The default M_Glass in the starter content is doing things with refraction it shouldn’t:
It’s refraction, you’re just looking into the glass at an acute angle.
If you want to stop it happening, you can reduce the refraction here
1 = No refraction.
But then it won’t look like glass
Yea I get that, but why is it refracted like that, because last time I checked I couldn’t see somewhere the glass couldn’t see through the glass.
Since refraction bends light rays, actually yes you can see somewhere different when looking through glass compared to if it wasn’t present - just like how you can see around a corner with a mirror, due to the changing direction of light rays as they bounce.
But the reason this is happening in a way that looks unnatural is because you’re probably using screen space refraction (as opposed to ray traced refraction).
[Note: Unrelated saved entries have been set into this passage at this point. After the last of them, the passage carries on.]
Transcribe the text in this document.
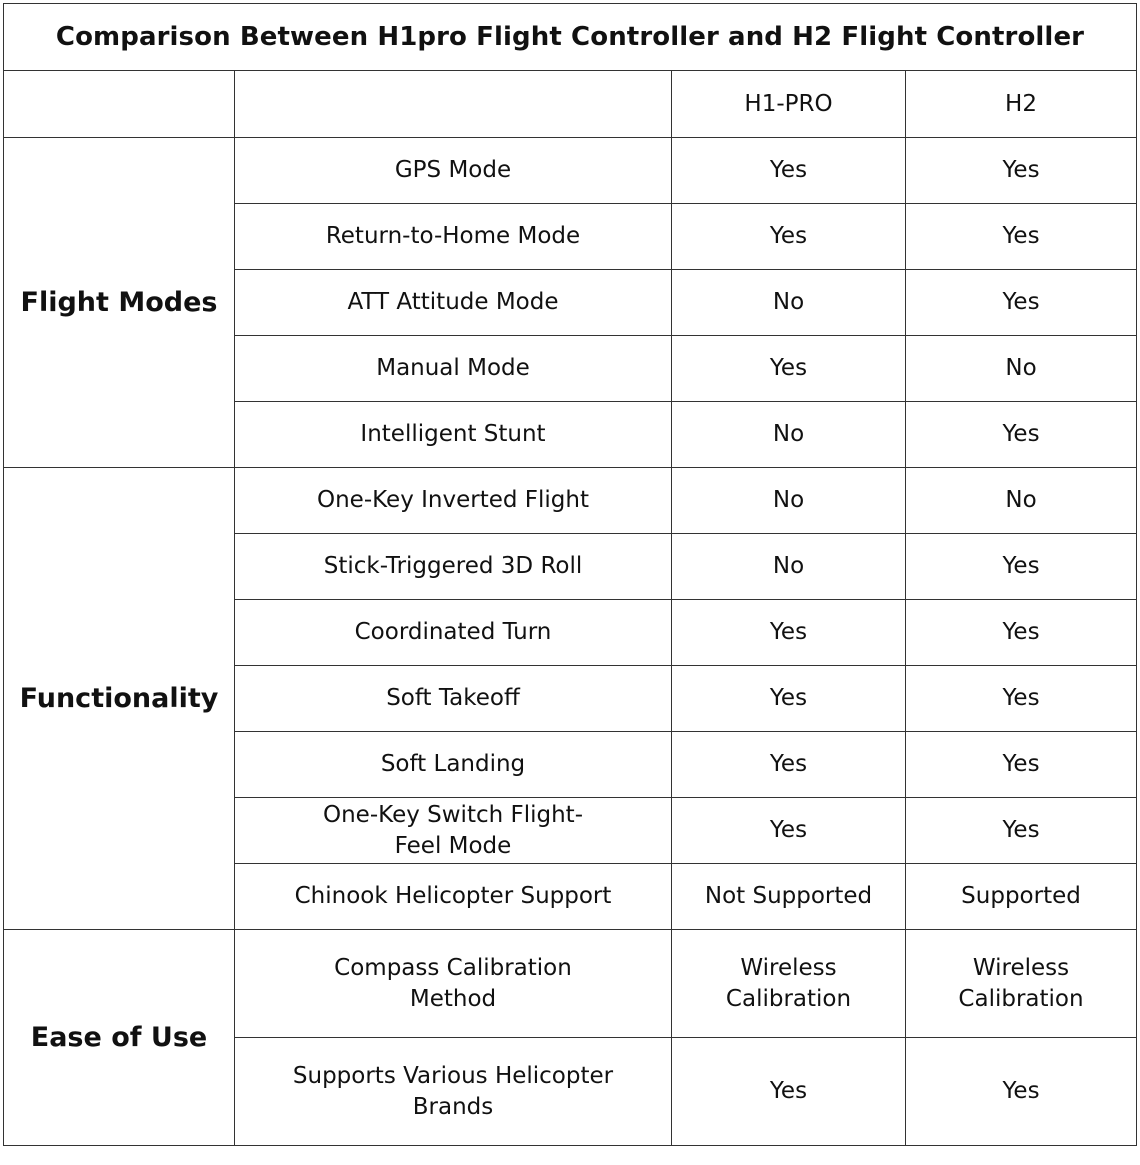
Comparison Between H1pro Flight Controller and H2 Flight Controller			
		H1-PRO	H2
Flight Modes	GPS Mode	Yes	Yes
	Return-to-Home Mode	Yes	Yes
	ATT Attitude Mode	No	Yes
	Manual Mode	Yes	No
	Intelligent Stunt	No	Yes
Functionality	One-Key Inverted Flight	No	No
	Stick-Triggered 3D Roll	No	Yes
	Coordinated Turn	Yes	Yes
	Soft Takeoff	Yes	Yes
	Soft Landing	Yes	Yes
	One-Key Switch Flight-Feel Mode	Yes	Yes
	Chinook Helicopter Support	Not Supported	Supported
Ease of Use	Compass Calibration Method	Wireless Calibration	Wireless Calibration
	Supports Various Helicopter Brands	Yes	Yes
Screen space refraction is an approximation, and generally shouldn’t be used on large surfaces due to it’s limitations.
Actually, I am not using screen space refraction.
Unless you’ve explicitly toggled refraction to raytracing in your prost process volume, yes you are using screenspace.
Default (screen space) showing artifacts:
Personally I would just either turn refraction off, or tone down the IOR significantly. RT refraction is overkill most of the time.
And I just tested, even when setting it like that in the ppv it doesn’t work.
Your project needs to have hardware raytracing enabled, with a RT capable GPU.
Check your project settings. Regardless, refraction is the cause. Non-RT refraction has significant limitations just like all screen space techniques so “doing things it shouldn’t” is expected.
Avoid using it on large surfaces. Don’t use it on windows. Screen space refraction should be limited to small, curved surfaces like glass bottles, where the curvature can show off the effect but the size is limited enough that artifacts wont be noticeable.
With RT refraction, you’ll want to set the material to two sided as well. Without this, the ray will only bend once when entering the medium, but not a second time as it exits. Bear in mind, RT is not without it’s limitations as well though, such as a finite tracing distance.
Yea I’m probably gonna turn it off again.